Buying Baby Bottles

There are many brands and styles of bottle and teat available on the market and deciding which to purchase for your baby can be very confusing. In some cases, you may need to try several types to find the perfect one for you and your child but to help you decide, here is a quick guide to some of the differences and some ideas for you to think about.

 

Size of bottle and teat

Most standard bottles are 250ml (8 fl oz) although most manufacturers also produce small bottles, most commonly half the size at 125ml (4fl oz). A very young baby drinks very often but only very small quantities of milk each time and so many parents find the smaller bottles easier to handle for the first few weeks or months although even the smallest of babies can be fed with the standard size bottle from birth. As your baby becomes more hungry, they will need a larger amount of milk and so if you do start with the smaller sized bottle, you will need to purchase the standard size bottle as well.

The teat of the bottles are also available in several different sizes that control the rate of flow that the baby can suck the milk at. Teat flows and the names of each size can vary between manufacturers but most will be based on a slow flow, medium flow and fast flow categories.

A newborn baby should be given a slow flow teat as this encourages both you and your baby to learn how to feed. If a baby is given a teat that is too fast them, they may struggle to keep up with the flow causing them to dribble whilst feeding or to make coughing and spluttering noises. If a baby takes in too much air whilst feeding, they may feel unwell afterwards with trapped air or sickness. Once feeding becomes more natural and rhythmic, or if your baby is flustered or frustrated during feeding times, you may need to move up to the next flow level of teat. There is no right age to move to the next level of teat as it is personal preference and you will soon understand how comfortable your baby is whilst feeding and whether you need to move up a teat size.

 

Types of Bottle

All baby bottles bought in the UK should be BPA Free (Bisphenol A) although you may want to check this if buying imported bottles. In 2011, the European Commission banned the use of BPA due to concerns of dangerous chemicals being absorbed by babies.

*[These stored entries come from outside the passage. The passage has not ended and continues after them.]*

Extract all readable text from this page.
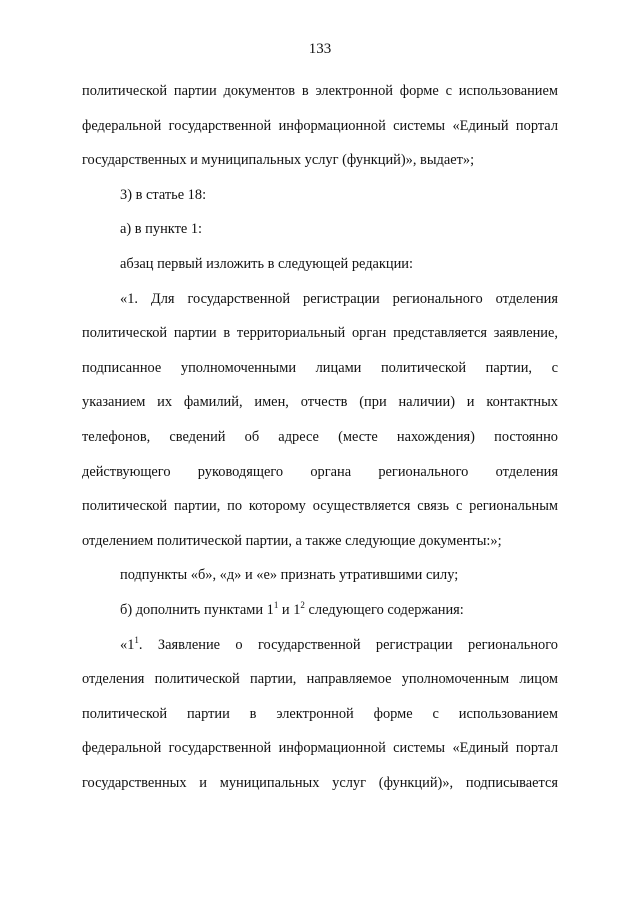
133
политической партии документов в электронной форме с использованием
федеральной государственной информационной системы «Единый портал
государственных и муниципальных услуг (функций)», выдает»;
3) в статье 18:
а) в пункте 1:
абзац первый изложить в следующей редакции:
«1. Для государственной регистрации регионального отделения
политической партии в территориальный орган представляется заявление,
подписанное уполномоченными лицами политической партии, с
указанием их фамилий, имен, отчеств (при наличии) и контактных
телефонов, сведений об адресе (месте нахождения) постоянно
действующего руководящего органа регионального отделения
политической партии, по которому осуществляется связь с региональным
отделением политической партии, а также следующие документы:»;
подпункты «б», «д» и «е» признать утратившими силу;
б) дополнить пунктами $1^1$ и $1^2$ следующего содержания:
«$1^1$. Заявление о государственной регистрации регионального
отделения политической партии, направляемое уполномоченным лицом
политической партии в электронной форме с использованием
федеральной государственной информационной системы «Единый портал
государственных и муниципальных услуг (функций)», подписывается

  • Basic/Standard Bottles – These are widely available and are very reasonably priced. They are often narrow and cylindrical in shape and can be bought plain or with colourful designs on them. They are available with the teat and lid or will fit spare teats and lids that can be bought separately. This type of bottle should easily fit other accessories on the market such as bottle coolers, bags and standard sterilisers. However, they can be tricky to fill as the neck is so narrow.
  • Wide-necked Bottles – These bottles are wider than the basic bottle making them easier to fill and clean. They are shorter and fatter than the basic bottle meaning that it may harder to fit into standard accessories like bottle cooler and you won’t be able to fit as many into your steriliser at the same time. However, some people find them more comfortable to hold whilst feeding.
  • Anti-Colic Bottles – These bottles are designed to reduce the amount of air that a baby swallows whilst feeding as is thought be a cause of colic. Using these does not guarantee that your baby will not suffer from colic but they can reduce the symptoms for some babies. Anti-Colic bottles usually have an air vent, a tube or a collapsible bag inside to help reduce the intake of air. This type of bottle is usually more expensive and can be difficult to clean thoroughly. They are also unlikely to be standard size and therefore you may need to buy branded accessories like steriliser.
  • Shaped Bottles – It is possible to buy baby bottles that are shaped to make it easier for an older to baby to feed themselves. You will need to research these as they come in many styles, the most popular is an oval shaped bottle with a hole in the middle making it easier to be gripped. These bottles can be difficult to clean and will not fit your steriliser easily but can help help your baby gain independence. Some manufacturers sell handles that do the same purpose which can be fitted onto their standard bottles to aid the child feeding.
  • Disposable or Ready-to-Feed Bottles – Although these are convenient if you are out as there is no need to sterilise or make up milk, they can be very costly and are not environmentally friendly. They are not readily available in every type of milk and many parents prefer to find a brand that suits their child and so it may not be an option.
  • Glass Bottles – Some manufacturers produce their bottles in glass as well as plastic. The advantages to using glass is there is no risk of chemicals being absorbed by the baby, they are more environmentally than plastic and that they don’t stain and are easy to clean. However, glass is breakable and this may be worrying for a new parent.
    Types of Teat

Teats for bottles can be latex or silicone although most manufacturers will only produce one type of teat for their bottles. There’s not many differences between them, although latex teats tend to be softer and more flexible but silicone teats last longer and are more durable. A baby may have a preference to one or the other and if your child is struggling to be content at feeding times, you may wish to use a different teat.

The shape of the teat can also vary, the main shapes being the traditional bell shape or a ‘natural’ bulbous shape that resembles the shape of a woman’s breast and nipple.

It is important that you check the teat carefully and regularly. If they get damaged, or if your baby chews the teat once their teeth come through you will need to replace the teat as it may become a potential choking hazard.